I can see why you are struggling to comprehend and why you are in denial. Were this to be a ftp case, you d be running the risk of demonstrating zero to  no insight.. which could have catastrophic consequences on your continued ability to earn a living.

Dave Downham, Manager

I think it might be more pertinent to see what the results of the hearings are. If there is a higher than average level of acquittals, might suggest something

Tim B, Locum pharmacist

So are quota to be set for offending bame  pharmacists which gphc cannot exceed re sorting them out. Bloody ridiculous 

Hope Mask, Locum pharmacist

I completely know from experience that there are serious racial issues in Pharmacy. These have obviously been covered up with behaviours which cannot be directly called race related. But stealth hatred against non white Pharmacist is deployed in activities such as harassment in the work place, bullying, unnecessary concerns and complaints which are mostly unfounded. I have personally been at the end of these harassing behaviours in different organisations. The new way racial hatred is deployed these days is by subtle harassment at work. It is becoming clear to us all. 

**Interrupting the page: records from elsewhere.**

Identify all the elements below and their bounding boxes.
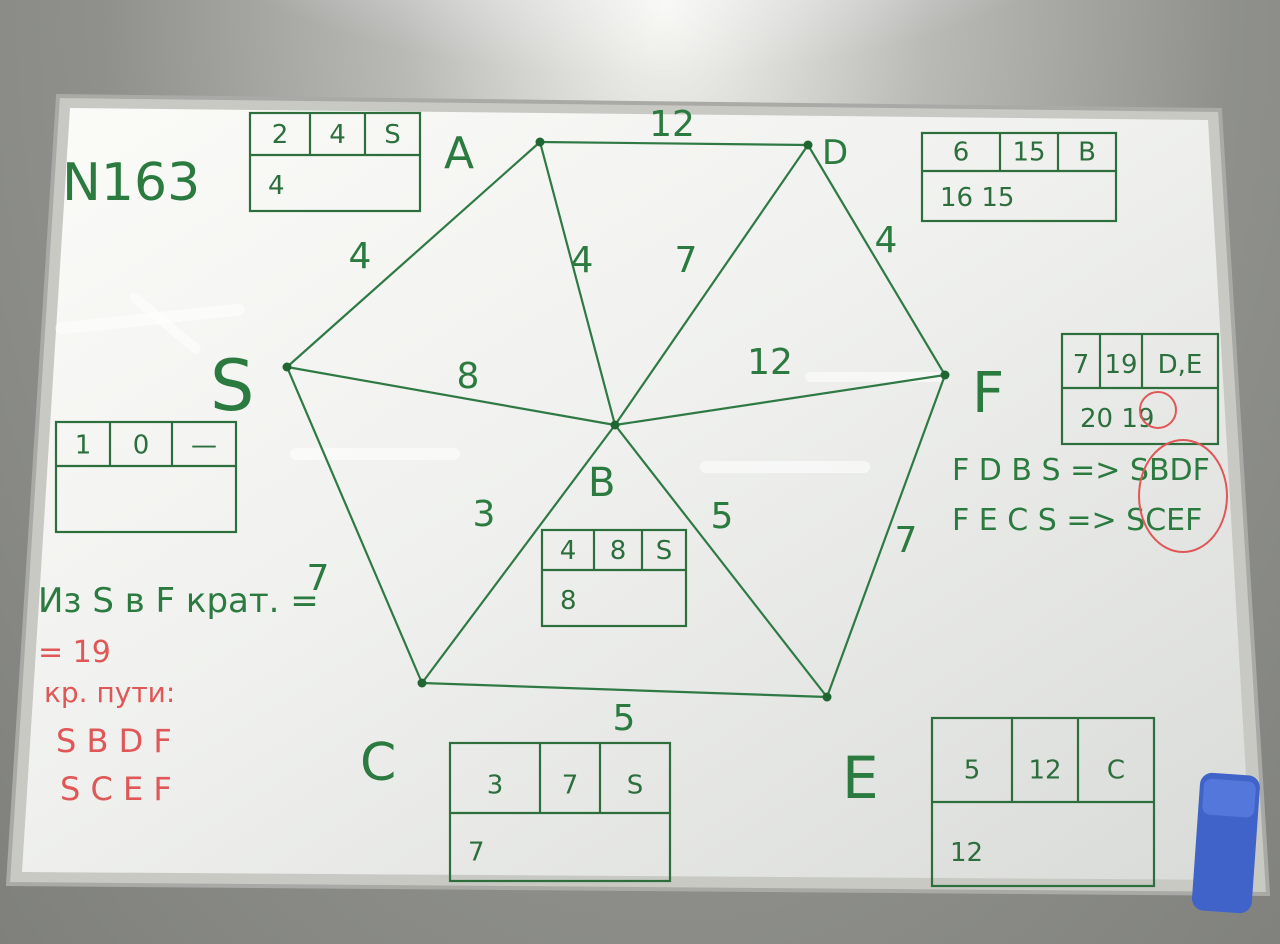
edge-weight-S-A: 4 — [349, 236, 372, 277]
edge-weight-D-F: 4 — [875, 220, 898, 261]
board-title: N163 — [62, 153, 200, 213]
graph-nodes — [282, 137, 950, 702]
table-E-cell-1: 12 — [1028, 755, 1061, 785]
edge-weight-D-B: 7 — [675, 240, 698, 281]
note-line-3: кр. пути: — [44, 676, 175, 709]
edge-D-F — [806, 143, 947, 377]
table-D: 6 15 B 16 15 — [920, 131, 1118, 223]
eraser-icon — [1191, 772, 1260, 914]
table-D-cell-2: B — [1078, 137, 1096, 167]
note-line-5: S C E F — [60, 770, 172, 808]
table-F-cell-1: 19 — [1104, 350, 1137, 380]
table-A-value: 4 — [268, 171, 285, 201]
edge-weight-A-D: 12 — [649, 104, 695, 145]
node-label-S: S — [210, 345, 254, 427]
node-F — [940, 370, 950, 380]
table-B-cell-1: 8 — [610, 536, 627, 566]
edge-weight-C-E: 5 — [613, 698, 636, 739]
path-derivation-2: F E C S => SCEF — [952, 503, 1202, 538]
edge-weight-B-E: 5 — [711, 496, 734, 537]
edge-weight-S-C: 7 — [307, 558, 330, 599]
edge-E-F — [825, 373, 947, 699]
edge-weights: 4 12 4 7 4 8 12 7 3 5 5 7 — [307, 104, 918, 739]
edge-C-E — [420, 681, 829, 699]
table-C-cell-0: 3 — [487, 770, 504, 800]
table-D-cell-1: 15 — [1012, 137, 1045, 167]
table-B-cell-2: S — [656, 536, 673, 566]
node-D — [803, 140, 813, 150]
table-E-cell-0: 5 — [964, 755, 981, 785]
table-A-cell-0: 2 — [272, 120, 289, 150]
node-A — [535, 137, 545, 147]
table-A: 2 4 S 4 — [248, 111, 422, 213]
table-D-cell-0: 6 — [953, 137, 970, 167]
edge-S-C — [285, 365, 424, 685]
edge-B-E — [613, 423, 829, 699]
edge-weight-S-B: 8 — [457, 356, 480, 397]
table-C-cell-2: S — [627, 770, 644, 800]
edge-weight-B-C: 3 — [473, 494, 496, 535]
edge-S-A — [285, 140, 542, 369]
node-label-F: F — [972, 361, 1004, 426]
table-B-value: 8 — [560, 586, 577, 616]
table-S-cell-1: 0 — [133, 431, 150, 461]
table-E-cell-2: C — [1107, 755, 1125, 785]
table-S-cell-2: — — [191, 431, 217, 461]
node-E — [822, 692, 832, 702]
note-line-4: S B D F — [56, 722, 172, 760]
edge-B-C — [420, 423, 617, 685]
node-label-A: A — [444, 128, 474, 179]
path-derivation-1: F D B S => SBDF — [952, 453, 1210, 488]
node-labels: S A D F B C E — [210, 128, 1004, 812]
edge-B-F — [613, 373, 947, 427]
board-surface — [22, 108, 1252, 880]
node-C — [417, 678, 427, 688]
node-label-C: C — [360, 733, 396, 793]
light-glow — [220, 0, 1060, 220]
note-line-2: = 19 — [38, 635, 111, 670]
edge-weight-B-F: 12 — [747, 342, 793, 383]
node-B — [610, 420, 620, 430]
node-label-D: D — [822, 133, 848, 173]
table-F-cell-0: 7 — [1073, 350, 1090, 380]
result-circle — [1139, 391, 1177, 429]
table-C-value: 7 — [468, 838, 485, 868]
answer-circle — [1138, 439, 1228, 553]
table-E-value: 12 — [950, 838, 983, 868]
edge-A-B — [538, 140, 617, 427]
node-label-E: E — [842, 744, 879, 812]
table-S-cell-0: 1 — [75, 431, 92, 461]
table-B-cell-0: 4 — [560, 536, 577, 566]
table-F-cell-2: D,E — [1158, 350, 1203, 380]
table-C-cell-1: 7 — [562, 770, 579, 800]
table-E: 5 12 C 12 — [930, 716, 1156, 888]
edge-S-B — [285, 365, 617, 427]
table-A-cell-2: S — [384, 120, 401, 150]
table-A-cell-1: 4 — [329, 120, 346, 150]
edge-weight-E-F: 7 — [895, 520, 918, 561]
node-S — [282, 362, 292, 372]
edge-D-B — [613, 143, 810, 427]
edge-A-D — [538, 140, 810, 147]
table-C: 3 7 S 7 — [448, 741, 672, 883]
node-label-B: B — [588, 460, 615, 506]
table-S: 1 0 — — [54, 420, 238, 534]
table-D-value: 16 15 — [940, 183, 1014, 213]
edge-weight-A-B: 4 — [571, 240, 594, 281]
graph-edges — [285, 140, 947, 699]
note-line-1: Из S в F крат. = — [38, 581, 319, 621]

Dee dee, Community pharmacist

Totally anecdotal. MOST pharmacists receive some type of harassment at work. Harassment is not a race issue. Half of pharmacists are BAME, and your saying that they are treated badly because of their race? If so we would have heard about this before BLM came along.

Interleukin -2, Community pharmacist

the point my friend is that HALF OF PHARMACY support staff are not BAME.

Dee dee, Community pharmacist

We do not live in a statistically perfect world. Just because BAME constitute 48% of the register does not mean that they should constitute 48% of FtP cases. This constant race agitation must stop. It is creating a racial issue where none exists.

It's like the issue with Black pharmacy students having a higher failure rate in the pre-reg exam. Is the exam racist? This is getting beyond ridiculous.

Also, there is a higher proportion of the register as BAME than there is  white, yet we are still being force fed the lie that pharmacy has an intrinsic racist problem. It's absolute nonsense. Bandwagon jumped. 




C A, Community pharmacist

"Census in 2011 highlights that in England and Wales, 80 per cent of the population were white. Asian (Pakistani, Indian, Bangladeshi, other) 'groups' made up 6.8 per cent of the population; black groups 3.4 per cent; chinese groups 0.7 cent, arab groups 0.4 per cent and other groups 0.6 per cent."


I'm glad pharmacy has a diverse employee base.

I would like to know, are BAME pharmacists working in more deprived areas? Are patients just racist? Are BAME pharmacists more likely to be contractors/employees/locums? Does that make a difference? What is going on?